Federal agents can search your phone at the US border — here’s how to protect your personal information

Tuesday, March 14, 2017
By Paul Martin

Rebecca Harrington
BusinessInsider.com
3/14/2017

When you’re entering the United States, whether at an airport or a border crossing, federal agents have broad authority to search citizens and visitors alike.

And that can include flipping through your phone, computer, and any other electronic devices you have with you.

As the US Customs and Border Protection outlines in a tearsheet it provides to people at the border, federal agents can seize and search your phone, and even make a copy of it to have forensic experts analyze its contents off-site.

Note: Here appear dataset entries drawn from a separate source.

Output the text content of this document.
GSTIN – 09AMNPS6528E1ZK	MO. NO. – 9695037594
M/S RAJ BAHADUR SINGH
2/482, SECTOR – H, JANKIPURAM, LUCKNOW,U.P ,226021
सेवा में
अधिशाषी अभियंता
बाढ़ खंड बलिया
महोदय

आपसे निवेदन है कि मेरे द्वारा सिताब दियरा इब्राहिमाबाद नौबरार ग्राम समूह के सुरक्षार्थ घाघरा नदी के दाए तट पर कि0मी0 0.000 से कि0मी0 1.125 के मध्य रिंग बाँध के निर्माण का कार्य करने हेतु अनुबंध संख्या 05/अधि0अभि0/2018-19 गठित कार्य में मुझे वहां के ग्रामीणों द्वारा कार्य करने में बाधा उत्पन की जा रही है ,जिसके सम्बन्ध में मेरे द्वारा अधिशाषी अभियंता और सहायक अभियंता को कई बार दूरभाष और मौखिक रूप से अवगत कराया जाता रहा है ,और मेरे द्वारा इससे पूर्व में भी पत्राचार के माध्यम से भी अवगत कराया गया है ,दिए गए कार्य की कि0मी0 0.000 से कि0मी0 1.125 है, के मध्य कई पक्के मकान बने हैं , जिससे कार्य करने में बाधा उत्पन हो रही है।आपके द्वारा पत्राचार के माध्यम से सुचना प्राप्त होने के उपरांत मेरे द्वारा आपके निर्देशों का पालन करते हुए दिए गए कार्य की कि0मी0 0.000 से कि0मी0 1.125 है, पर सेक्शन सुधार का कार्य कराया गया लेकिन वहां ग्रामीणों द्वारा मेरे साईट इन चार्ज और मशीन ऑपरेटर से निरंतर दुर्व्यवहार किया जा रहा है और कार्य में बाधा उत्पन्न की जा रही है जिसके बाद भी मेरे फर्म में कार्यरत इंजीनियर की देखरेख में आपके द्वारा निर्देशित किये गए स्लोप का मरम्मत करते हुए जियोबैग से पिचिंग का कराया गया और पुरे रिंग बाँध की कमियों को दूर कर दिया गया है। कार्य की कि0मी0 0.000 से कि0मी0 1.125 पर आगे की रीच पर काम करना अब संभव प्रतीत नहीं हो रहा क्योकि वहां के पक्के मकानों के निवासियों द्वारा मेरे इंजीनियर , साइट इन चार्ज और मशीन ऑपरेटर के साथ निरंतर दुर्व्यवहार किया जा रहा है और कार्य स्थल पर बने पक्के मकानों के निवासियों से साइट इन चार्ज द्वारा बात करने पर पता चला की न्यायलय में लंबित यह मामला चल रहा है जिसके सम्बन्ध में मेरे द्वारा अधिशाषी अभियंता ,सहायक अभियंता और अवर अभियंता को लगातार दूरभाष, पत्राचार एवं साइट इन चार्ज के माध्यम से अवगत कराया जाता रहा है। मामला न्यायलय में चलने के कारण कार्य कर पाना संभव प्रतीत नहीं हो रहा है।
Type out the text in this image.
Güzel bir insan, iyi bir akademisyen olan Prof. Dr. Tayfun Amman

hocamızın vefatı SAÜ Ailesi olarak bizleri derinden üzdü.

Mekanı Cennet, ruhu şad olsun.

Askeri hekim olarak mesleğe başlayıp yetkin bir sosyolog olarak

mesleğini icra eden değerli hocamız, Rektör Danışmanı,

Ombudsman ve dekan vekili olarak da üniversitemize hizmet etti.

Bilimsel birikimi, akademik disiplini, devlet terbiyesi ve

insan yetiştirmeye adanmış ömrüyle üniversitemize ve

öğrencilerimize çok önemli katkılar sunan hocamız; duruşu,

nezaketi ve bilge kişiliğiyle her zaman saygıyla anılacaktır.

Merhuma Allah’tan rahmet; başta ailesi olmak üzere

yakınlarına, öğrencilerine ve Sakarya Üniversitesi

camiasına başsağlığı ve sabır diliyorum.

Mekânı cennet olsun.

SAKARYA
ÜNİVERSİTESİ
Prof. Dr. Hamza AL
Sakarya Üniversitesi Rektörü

Department of Homeland Security data reviewed by NBC News found that agents looked through almost 25,000 phones in 2016 alone, a huge spike. In 25 cases NBC analyzed by talking to people who had their phones searched at the border and verifying the instances with experts, 23 of the victims were Muslim.

How can they do that?
The Supreme Court decided in 1976 and 2004 that people have fewer claims to their Fourth Amendment privacy rights granted by the Constitution when entering the country, because the government has to protect its borders.

While the court has ruled that police can’t search peoples’ phones inside the country without a warrant because they contain troves of personal information, it hasn’t yet decided on a case about phone searches at the border.

“Searches of people at the border is an area where there’s a wide gap between what we think people’s rights are and what their facts are on the ground,” Nathan Freed Wessler, a staff attorney with the American Civil Liberties Union, told Business Insider. “Various courts haven’t had an opportunity to weigh in on these issues yet, so CBP is operating with a lot of claimed authority and a lot of latitude.”